Jul 012012
 

Aunque la Constitución habla de democracia avanzada y proclama el voto igual y de representación proporcional, la realidad es bien distinta. La actual ley electoral, una mala mezcla de los sistemas mayoritario y proporcional no ayuda al avance de la democracia: los votos en algunas provincias valen hasta cinco veces más que los de otras. No guarda la proporción ni el mero orden en que los votantes colocan a los partidos. Alienta la descohesión de las ideas, propicia la fragmentación territorial y la continua discusión sobre aspectos localistas, que enmascaran y distraen de problemas más serios, vaciando de significado a su vez al Senado. Castiga la llegada de propuestas alternativas y visiones políticas nuevas, propicia una visión decimonónica de la sociedad, sesgando hacia las áreas más despobladas en detrimento de las grandes urbes. Ocurre que el sufragio acaba siendo en realidad desigual y no universal, tirando a la basura millones de votos en cada elección, no respetando ni representando el voto en blanco y viciando y condicionando, a causa del efecto del “voto útil”, la elección directa de lo que los electores desean. 

La “realimentación” elección tras elección va agravando cada vez más esos efectos indeseados, llevando a una grave crisis de representatividad donde los ciudadanos no nos sentimos representados, deslegitimándose peligrosamente la propia democracia. Hay una ausencia preocupante de contrapesos, la propia Constitución dificulta las iniciativas populares, exigiendo medio millón de firmas para luego dejar fuera los temas importantes y por último mencionando que los referéndums sólo tienen carácter consultivo. Tampoco otros poderes pueden actuar de contrapeso pues los tres; legislativo, ejecutivo y judicial, tienen el mismo origen y provienen de la misma extracción social, los asientos que calienta el poder del dinero.

Por si fuera poco, hace pocos años, los “grandes” partidos (PP PSOE CiU, PNV) han cambiado, a escondidas y por la puerta falsa, la ley electoral dificultando la presentación de los partidos “no parlamentarios” a las elecciones, exigiendo cantidad de firmas únicas ante fedatarios públicos, lo que de facto es un impedimento económico a la par que atenta gravemente con el carácter secreto del voto y la opción política de los ciudadanos.

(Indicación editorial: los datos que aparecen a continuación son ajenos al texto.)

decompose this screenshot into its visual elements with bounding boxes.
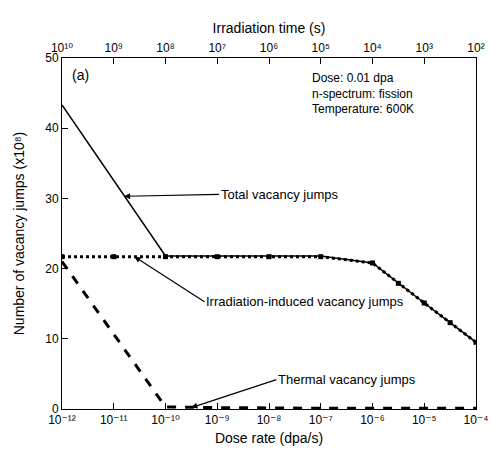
svg-text:10: 10 <box>45 332 59 346</box>
svg-text:10³: 10³ <box>416 41 433 55</box>
svg-text:10⁷: 10⁷ <box>208 41 226 55</box>
svg-text:10⁻⁶: 10⁻⁶ <box>360 413 385 427</box>
svg-text:50: 50 <box>45 51 59 65</box>
svg-text:Thermal vacancy jumps: Thermal vacancy jumps <box>278 372 416 387</box>
svg-text:10¹⁰: 10¹⁰ <box>51 41 73 55</box>
svg-text:10⁻¹⁰: 10⁻¹⁰ <box>151 413 180 427</box>
svg-text:Total vacancy jumps: Total vacancy jumps <box>221 187 339 202</box>
svg-text:10²: 10² <box>467 41 484 55</box>
svg-text:30: 30 <box>45 192 59 206</box>
svg-text:Dose rate (dpa/s): Dose rate (dpa/s) <box>215 430 323 446</box>
svg-text:Number of vacancy jumps (x10⁸): Number of vacancy jumps (x10⁸) <box>11 132 27 336</box>
svg-text:20: 20 <box>45 262 59 276</box>
svg-text:10⁴: 10⁴ <box>363 41 382 55</box>
svg-text:40: 40 <box>45 121 59 135</box>
svg-text:10⁻⁴: 10⁻⁴ <box>464 413 489 427</box>
svg-text:(a): (a) <box>72 67 89 83</box>
svg-text:10⁹: 10⁹ <box>105 41 124 55</box>
svg-text:10⁻¹²: 10⁻¹² <box>48 413 76 427</box>
svg-text:10⁸: 10⁸ <box>156 41 174 55</box>
svg-text:10⁻¹¹: 10⁻¹¹ <box>100 413 128 427</box>
svg-text:10⁵: 10⁵ <box>312 41 330 55</box>
svg-text:Irradiation time (s): Irradiation time (s) <box>213 20 326 36</box>
svg-text:Irradiation-induced vacancy ju: Irradiation-induced vacancy jumps <box>206 294 404 309</box>
svg-text:Dose: 0.01 dpan-spectrum: fiss: Dose: 0.01 dpan-spectrum: fissionTempera… <box>312 71 414 116</box>
svg-text:10⁻⁹: 10⁻⁹ <box>205 413 230 427</box>
svg-text:10⁻⁵: 10⁻⁵ <box>412 413 437 427</box>
svg-text:10⁻⁷: 10⁻⁷ <box>309 413 333 427</box>
svg-text:10⁶: 10⁶ <box>260 41 278 55</box>
svg-text:0: 0 <box>52 402 59 416</box>
svg-text:10⁻⁸: 10⁻⁸ <box>257 413 282 427</box>
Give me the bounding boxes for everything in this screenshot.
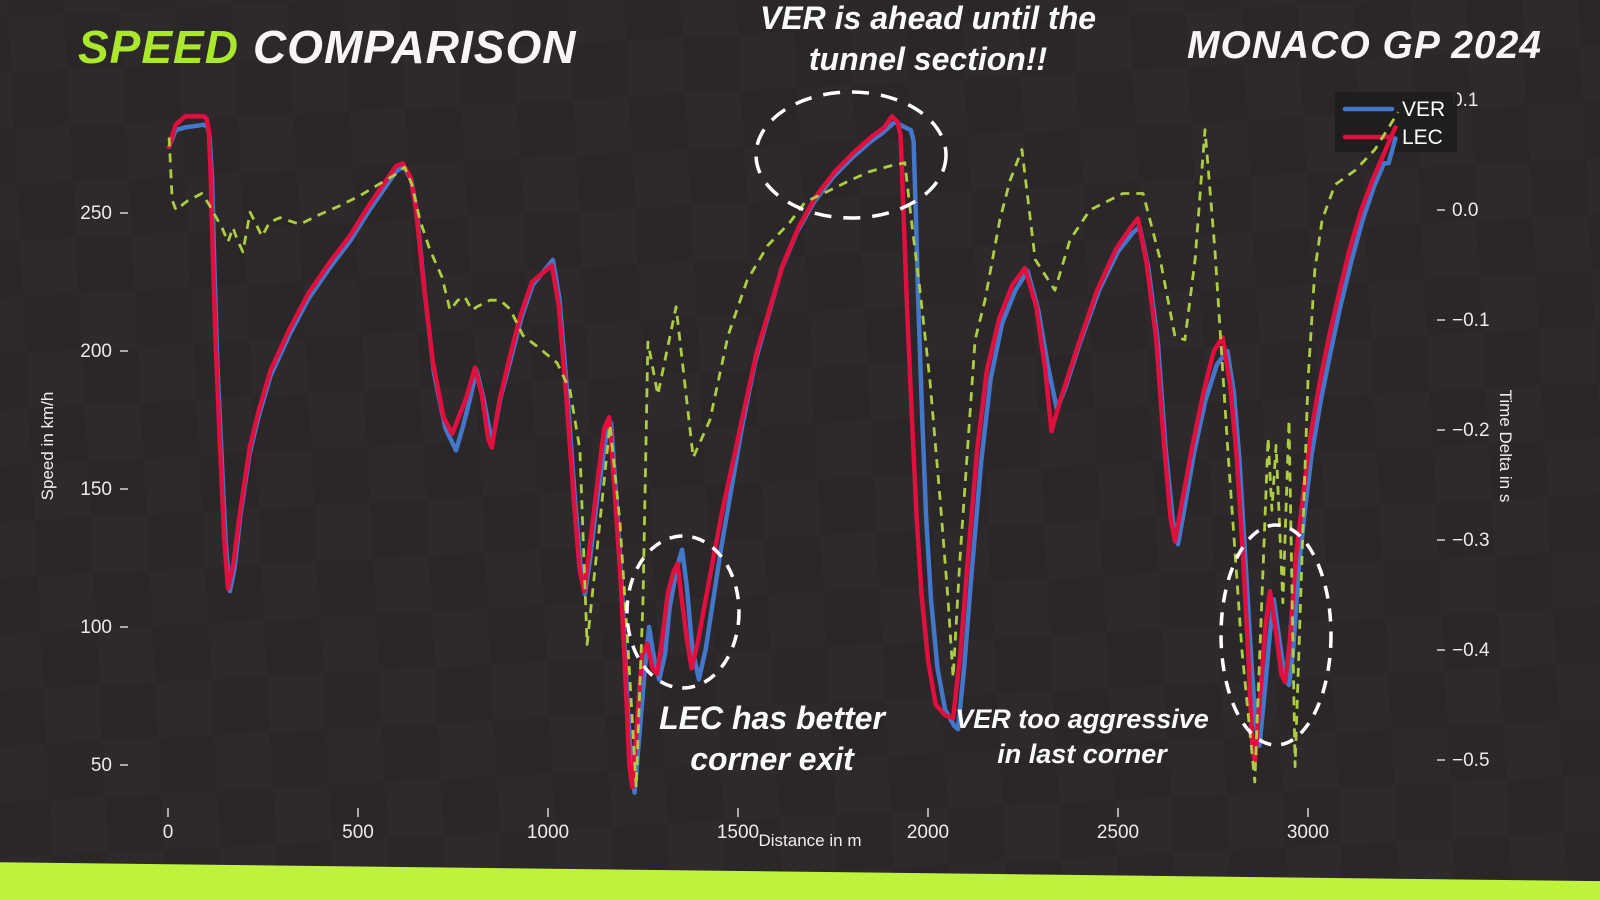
svg-text:1000: 1000 [527,822,569,843]
svg-text:0.0: 0.0 [1452,200,1478,221]
svg-text:3000: 3000 [1287,822,1329,843]
annotation-corner-exit-line1: LEC has better [659,700,885,736]
annotation-corner-exit: LEC has better corner exit [612,698,932,780]
axis-ticks: 0 500 1000 1500 2000 2500 3000 250 200 150 100 50 0.… [80,90,1490,843]
svg-text:−0.5: −0.5 [1452,750,1490,771]
svg-text:0.1: 0.1 [1452,90,1478,111]
svg-text:50: 50 [91,755,112,776]
svg-text:250: 250 [80,203,112,224]
legend-label-ver: VER [1402,98,1445,121]
x-axis-title: Distance in m [758,831,862,850]
annotation-tunnel: VER is ahead until the tunnel section!! [728,0,1128,80]
event-title: MONACO GP 2024 [1187,24,1542,67]
svg-text:0: 0 [163,822,174,843]
svg-text:150: 150 [80,479,112,500]
svg-text:−0.4: −0.4 [1452,640,1490,661]
svg-text:200: 200 [80,341,112,362]
annotation-last-corner-line2: in last corner [997,738,1167,769]
svg-text:2500: 2500 [1097,822,1139,843]
left-y-axis-title: Speed in km/h [38,391,57,501]
page-title-rest: COMPARISON [252,21,577,73]
svg-text:1500: 1500 [717,822,759,843]
lec-speed-line [166,114,1398,790]
svg-text:2000: 2000 [907,822,949,843]
highlight-ellipse-last-corner [1219,523,1333,747]
time-delta-line [167,111,1400,789]
annotation-tunnel-line1: VER is ahead until the [759,0,1097,36]
svg-text:−0.1: −0.1 [1452,310,1490,331]
legend-label-lec: LEC [1402,126,1443,149]
page-title-accent: SPEED [78,21,239,73]
svg-text:500: 500 [342,822,374,843]
highlight-ellipse-corner-exit [625,534,741,690]
page-title: SPEED COMPARISON [78,20,576,74]
svg-text:−0.2: −0.2 [1452,420,1490,441]
right-y-axis-title: Time Delta in s [1496,389,1515,503]
highlight-ellipse-tunnel [754,90,948,220]
svg-text:−0.3: −0.3 [1452,530,1490,551]
annotation-corner-exit-line2: corner exit [690,740,854,777]
annotation-last-corner-line1: VER too aggressive [955,704,1209,734]
annotation-last-corner: VER too aggressive in last corner [932,702,1232,771]
svg-text:100: 100 [80,617,112,638]
annotation-tunnel-line2: tunnel section!! [808,40,1048,77]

Dado los periodos dilatados (4 años) entre elección y elección y la ausencia de leyes de responsabilidad política que protejan a la ciudadanía del incumplimiento de las promesas electorales, la traición a los votantes campa a sus anchas en un sistema donde la oscura financiación de los partidos políticos parece que redunda en que estos trabajen para sus acreedores, (y no para los ciudadanos) devolviéndoles favores, ajustando, haciendo reformas que les benefician privatizando los recursos y el patrimonio de todos y entregándolo sin ninguna vergüenza a intereses ajenos de poderes y círculos que nadie ha votado.

En este orden de cosas, hay mucho trabajo por hacer. ¿Qué sentido tiene hoy dejarlo todo en la representación y en un parlamentarismo que se centra en “sensibilidades de grupo” más que en ideas concretas? ¿Qué sentido tiene no empezar a desarrollar una democracia avanzada (y directa) tal y como reza la propia Constitución en su preámbulo? Hay que empezar por denunciar esta situación esclareciendo sobre estas cuestiones y abriendo el futuro a un amplio abanico de novedosas propuestas, acordes con nuestro tiempo, y hoy posibles gracias al avance de la tecnología de la información, y aplicables si realmente hay voluntad de cambio, que nos devuelvan la dignidad humana de la democracia secuestrada por mecanismos anquilosados, y por otra parte interesadamente inmovilistas. O la democracia se reinventa o nos vamos todos por el sumidero de la dictadura ya desprovista de caretas. Sin duda que en estos momentos de cambio, los pueblos quieren avanzar por el camino ascendente de la inteligencia colectiva, del consenso, y no por el otro, y mejor antes que después.